Now, I find that to be fascinating, and it just goes to show that we don't know what about us is that way because we are human, and what is there because of a historical accident that has nothing to do with our species affiliation or genetics. 

How can we find out what is "natural" chimpanzee behavior? Well, we can observe them in their habitats. We can observe them in social groups of their own kind in zoos and other institutions. But we will never know what is truly chimpanzee behavior -- the thing that is hard-wired and cannot help but happen -- until we have also observed them when they are part of our own social group. 

There are a lot of people in universities, in institutions of higher learning, in state legislatures and in other governmental units in both the Federal and State government who have staked their reputations on what those differences are. There are linguists who have made a career of telling everyone that language is hard-wired in humans, and that certain features of language occur in every known human language and culture.

What do these people do when a piece of evidence shows up that contradicts their published theory? Do they change the theory? Or do they destroy the evidence? When Daniel Everett published his findings on the Pirahã people, the government of Brazil immediately took over and forced all the Pirahã children to go to school, so that no evidence of a language where there are no numbers will remain.

Can chimpanzees use human language? There are people who have staked their reputation on the idea that they can't. As a result, funding for this kind of research has been cut off, and there is a political movement to keep chimpanzees and humans from living together. 

I normally don't write about this here on my blog, but a question on my previous post made me realize that this a fight that is largely invisible to the public. Often the same primatologist or anthropologist who makes a career in public out of telling cute stories about apes will be protecting his or her turf when it comes to anybody who actually lives with an ape doing the same. They will distinguish their work as being somewhat more scientific because they distance themselves from their subjects. And that is how an expert on animal grief might feel free to censure a colleague who reports on the actual grief of an ape.

In my own case, I am interested not only in the language use that Bow has with me and others in our family, but also in seeing how he might use language to communicate with other chimpanzees. So I welcome a situation for Bow to socialize with others of his own kind, and I would love for both Bow and me to eventually be accepted into an academic program that allowed this kind of human and chimpanzee interaction. 

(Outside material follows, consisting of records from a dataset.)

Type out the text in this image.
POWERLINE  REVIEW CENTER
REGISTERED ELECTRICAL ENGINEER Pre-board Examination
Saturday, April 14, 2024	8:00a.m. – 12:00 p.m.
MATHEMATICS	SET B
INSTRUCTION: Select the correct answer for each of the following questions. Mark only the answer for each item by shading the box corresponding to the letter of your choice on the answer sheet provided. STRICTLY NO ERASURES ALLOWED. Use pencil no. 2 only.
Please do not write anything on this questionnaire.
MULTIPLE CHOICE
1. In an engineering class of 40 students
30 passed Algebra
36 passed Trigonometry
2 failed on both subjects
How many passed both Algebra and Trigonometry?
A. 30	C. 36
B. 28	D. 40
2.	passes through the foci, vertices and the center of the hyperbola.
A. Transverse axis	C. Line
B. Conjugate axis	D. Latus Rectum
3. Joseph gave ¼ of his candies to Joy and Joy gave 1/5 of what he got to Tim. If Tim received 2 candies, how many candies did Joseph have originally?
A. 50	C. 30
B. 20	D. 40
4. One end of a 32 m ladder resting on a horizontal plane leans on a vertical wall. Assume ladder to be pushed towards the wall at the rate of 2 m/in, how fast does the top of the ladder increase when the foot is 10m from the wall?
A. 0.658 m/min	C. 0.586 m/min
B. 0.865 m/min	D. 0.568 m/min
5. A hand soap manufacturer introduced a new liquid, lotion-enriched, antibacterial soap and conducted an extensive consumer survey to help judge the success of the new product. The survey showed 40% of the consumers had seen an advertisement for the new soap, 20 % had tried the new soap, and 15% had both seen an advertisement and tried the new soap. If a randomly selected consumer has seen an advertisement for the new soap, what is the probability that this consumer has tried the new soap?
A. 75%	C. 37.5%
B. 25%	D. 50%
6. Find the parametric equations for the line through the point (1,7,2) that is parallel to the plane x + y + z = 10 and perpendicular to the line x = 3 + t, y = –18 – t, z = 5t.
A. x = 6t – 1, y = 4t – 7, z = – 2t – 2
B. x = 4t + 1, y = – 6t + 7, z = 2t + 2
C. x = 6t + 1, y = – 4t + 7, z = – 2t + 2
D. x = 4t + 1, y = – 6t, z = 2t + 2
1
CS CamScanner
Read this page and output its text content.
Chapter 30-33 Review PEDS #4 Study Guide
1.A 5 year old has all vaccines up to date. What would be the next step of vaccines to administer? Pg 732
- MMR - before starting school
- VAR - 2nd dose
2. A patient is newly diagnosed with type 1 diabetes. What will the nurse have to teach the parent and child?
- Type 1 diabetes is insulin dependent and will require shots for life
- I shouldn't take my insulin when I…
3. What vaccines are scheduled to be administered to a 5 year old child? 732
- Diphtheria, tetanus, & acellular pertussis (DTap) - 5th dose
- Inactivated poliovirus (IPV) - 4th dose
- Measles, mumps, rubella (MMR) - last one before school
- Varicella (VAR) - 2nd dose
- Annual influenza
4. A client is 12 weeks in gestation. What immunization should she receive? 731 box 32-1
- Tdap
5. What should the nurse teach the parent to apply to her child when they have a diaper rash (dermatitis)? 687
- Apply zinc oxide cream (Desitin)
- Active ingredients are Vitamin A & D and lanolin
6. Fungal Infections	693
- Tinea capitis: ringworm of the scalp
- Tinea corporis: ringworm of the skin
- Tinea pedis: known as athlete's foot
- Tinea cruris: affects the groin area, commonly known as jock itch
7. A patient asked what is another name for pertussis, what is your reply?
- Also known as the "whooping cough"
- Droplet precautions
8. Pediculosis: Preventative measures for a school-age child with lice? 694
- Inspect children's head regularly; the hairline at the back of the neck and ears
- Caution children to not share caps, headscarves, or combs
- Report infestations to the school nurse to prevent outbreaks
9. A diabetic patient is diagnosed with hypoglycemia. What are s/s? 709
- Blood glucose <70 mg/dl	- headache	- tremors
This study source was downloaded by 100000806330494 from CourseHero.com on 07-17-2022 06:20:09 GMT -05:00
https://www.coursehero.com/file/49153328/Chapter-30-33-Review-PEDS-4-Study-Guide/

There is so much that we still don't know about chimpanzees -- and also about humans -- that we could learn from allowing Bow to communicate with other chimpanzees freely, while continuing to live among humans. We don't know what the limits are to the communicative function of chimpanzees. We don't know what tools they have inborn and what they learn by enculturation. I want to find out, and Bow deserves the chance to communicate with others in his own way. 

Unfortunately, in the current political climate, I might be forced to start a university of my own before there actually exists such an academic program. But, the next time you read a tweet that disparages someone who lives with a gorilla for sharing what the gorilla said, then you will at least know what kind of thinking is behind that very human behavior of protecting one's turf.